The company is placing all its bets on its machine learning software, which automates a security system called "microsegmentation." Essentially, Edgewise creates a zero-trust environment in which all communications are treated as hostile until they are authenticated. To achieve zero trust, security teams have to microsegment their networks—thus reducing access points—and create policies for each application, host and other digital assets.

Microsegmentation, says CEO Peter Smith, is more secure than traditional security systems.

"You've got a bunch of systems that are in a big open network, which is what is typical in corporate America today, and when the attacker gets in, they jump between boxes by using these unnecessary access points to compromise vulnerable systems," Smith said. "You've got to shrink those networks. The attackers are just walking through as if you have no protections."

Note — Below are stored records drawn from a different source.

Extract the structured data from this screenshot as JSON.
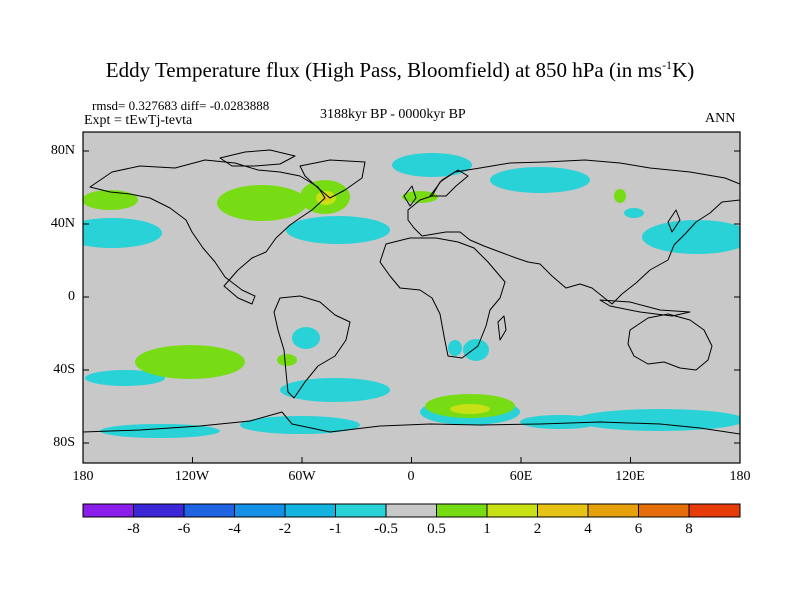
{
  "title": {
    "main": "Eddy Temperature flux (High Pass, Bloomfield) at 850 hPa (in ms",
    "sup": "-1",
    "end": "K)"
  },
  "stats": "rmsd= 0.327683 diff= -0.0283888",
  "expt": "Expt = tEwTj-tevta",
  "period": "3188kyr BP - 0000kyr BP",
  "season": "ANN",
  "lat_labels": [
    "80N",
    "40N",
    "0",
    "40S",
    "80S"
  ],
  "lon_labels": [
    "180",
    "120W",
    "60W",
    "0",
    "60E",
    "120E",
    "180"
  ],
  "colorbar": {
    "labels": [
      "-8",
      "-6",
      "-4",
      "-2",
      "-1",
      "-0.5",
      "0.5",
      "1",
      "2",
      "4",
      "6",
      "8"
    ],
    "colors": [
      "#8c1eeb",
      "#3c28d7",
      "#1e64e1",
      "#1491e6",
      "#14b4e1",
      "#28d2d7",
      "#c8c8c8",
      "#78dc14",
      "#c8e114",
      "#e6c314",
      "#e6a00a",
      "#e66e0a",
      "#e63c0a"
    ]
  },
  "colors": {
    "ocean_bg": "#c8c8c8",
    "coast": "#000000"
  }
}
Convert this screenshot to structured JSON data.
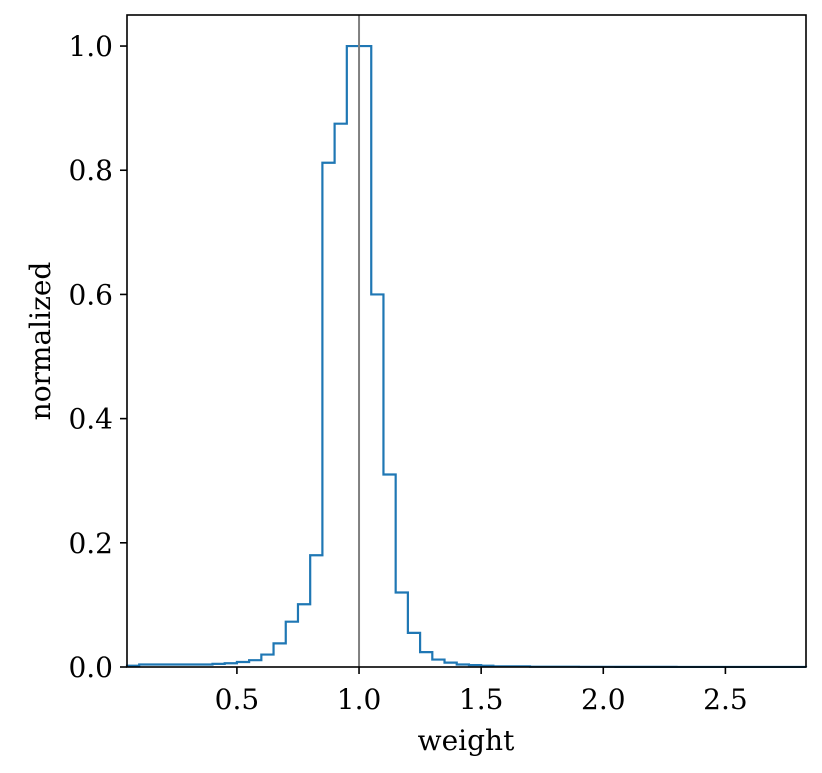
{
  "chart_data": {
    "type": "histogram",
    "xlabel": "weight",
    "ylabel": "normalized",
    "xlim": [
      0.05,
      2.83
    ],
    "ylim": [
      0.0,
      1.05
    ],
    "x_ticks": [
      0.5,
      1.0,
      1.5,
      2.0,
      2.5
    ],
    "x_tick_labels": [
      "0.5",
      "1.0",
      "1.5",
      "2.0",
      "2.5"
    ],
    "y_ticks": [
      0.0,
      0.2,
      0.4,
      0.6,
      0.8,
      1.0
    ],
    "y_tick_labels": [
      "0.0",
      "0.2",
      "0.4",
      "0.6",
      "0.8",
      "1.0"
    ],
    "reference_line_x": 1.0,
    "grid": false,
    "colors": {
      "step": "#1f77b4",
      "reference": "#808080"
    },
    "bin_edges": [
      0.05,
      0.1,
      0.15,
      0.2,
      0.25,
      0.3,
      0.35,
      0.4,
      0.45,
      0.5,
      0.55,
      0.6,
      0.65,
      0.7,
      0.75,
      0.8,
      0.85,
      0.9,
      0.95,
      1.0,
      1.05,
      1.1,
      1.15,
      1.2,
      1.25,
      1.3,
      1.35,
      1.4,
      1.45,
      1.5,
      1.55,
      1.6,
      1.65,
      1.7,
      1.75,
      1.8,
      1.85,
      1.9,
      1.95,
      2.0,
      2.05,
      2.1,
      2.15,
      2.2,
      2.25,
      2.3,
      2.35,
      2.4,
      2.45,
      2.5,
      2.55,
      2.6,
      2.65,
      2.7,
      2.75,
      2.8,
      2.83
    ],
    "values": [
      0.002,
      0.004,
      0.004,
      0.004,
      0.004,
      0.004,
      0.004,
      0.005,
      0.006,
      0.008,
      0.011,
      0.02,
      0.038,
      0.073,
      0.101,
      0.18,
      0.812,
      0.875,
      1.0,
      1.0,
      0.6,
      0.31,
      0.12,
      0.055,
      0.024,
      0.012,
      0.007,
      0.004,
      0.003,
      0.002,
      0.001,
      0.001,
      0.001,
      0.0005,
      0.0005,
      0.0005,
      0.0005,
      0.0003,
      0.0003,
      0.0003,
      0.0002,
      0.0002,
      0.0002,
      0.0002,
      0.0002,
      0.0001,
      0.0001,
      0.0001,
      0.0001,
      0.0001,
      0.0001,
      0.0001,
      0.0001,
      0.0001,
      0.0001,
      0.0001
    ]
  }
}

Microsegmentation has soared in popularity in the cybersecurity community in recent years. Alan Cohen, chief commercial officer at California-based cloud computing security company Illumio, wrote in a March report that it was "fast becoming a foundational layer of the security architecture for today’s data center and cloud computing environments." Last year, global research and advisory firm Gartner listed microsegmentation in its top 10 security projects for chief information security officers.

But microsegmentation can be complicated to set up, Smith notes, requiring months or years of intensive overhead. The startup's automation shaves that off.

"It gets machine learning recommendations based on the analysis we've performed and automatically builds the segments," Smith said. "It builds the policies to allow access between them. Then, once it's done, it shows us the results of the process. It can be as quick as 10 seconds. It can be as long as around a minute and a half."

Edgewise has spent about three years building its machine learning technology. It has had three patents approved, with eight more pending. Since its seed funding round in 2017, the startup has built out its management team, continued development on its enterprise software, and won over key clients, including cloud communications provider Vonage and law firm Goulston & Storrs.

The company is currently hiring for a senior/principal software engineer and a business development representative.

For Smith, the goal is to make cybersecurity simple and accessible—and prevent future attacks like 2017's Equifax data breach and the Quest Diagnostics breach that was revealed just last week.

"We can literally land a rocket on a floating barge in the middle of the Pacific Ocean," Smith said. "We can we can drive door to door without touching a steering wheel, and we can search, on Google, 30 trillion pages instantly. It is baffling to me how cyber security can be as complicated as it is today when we have the technology to make it simple."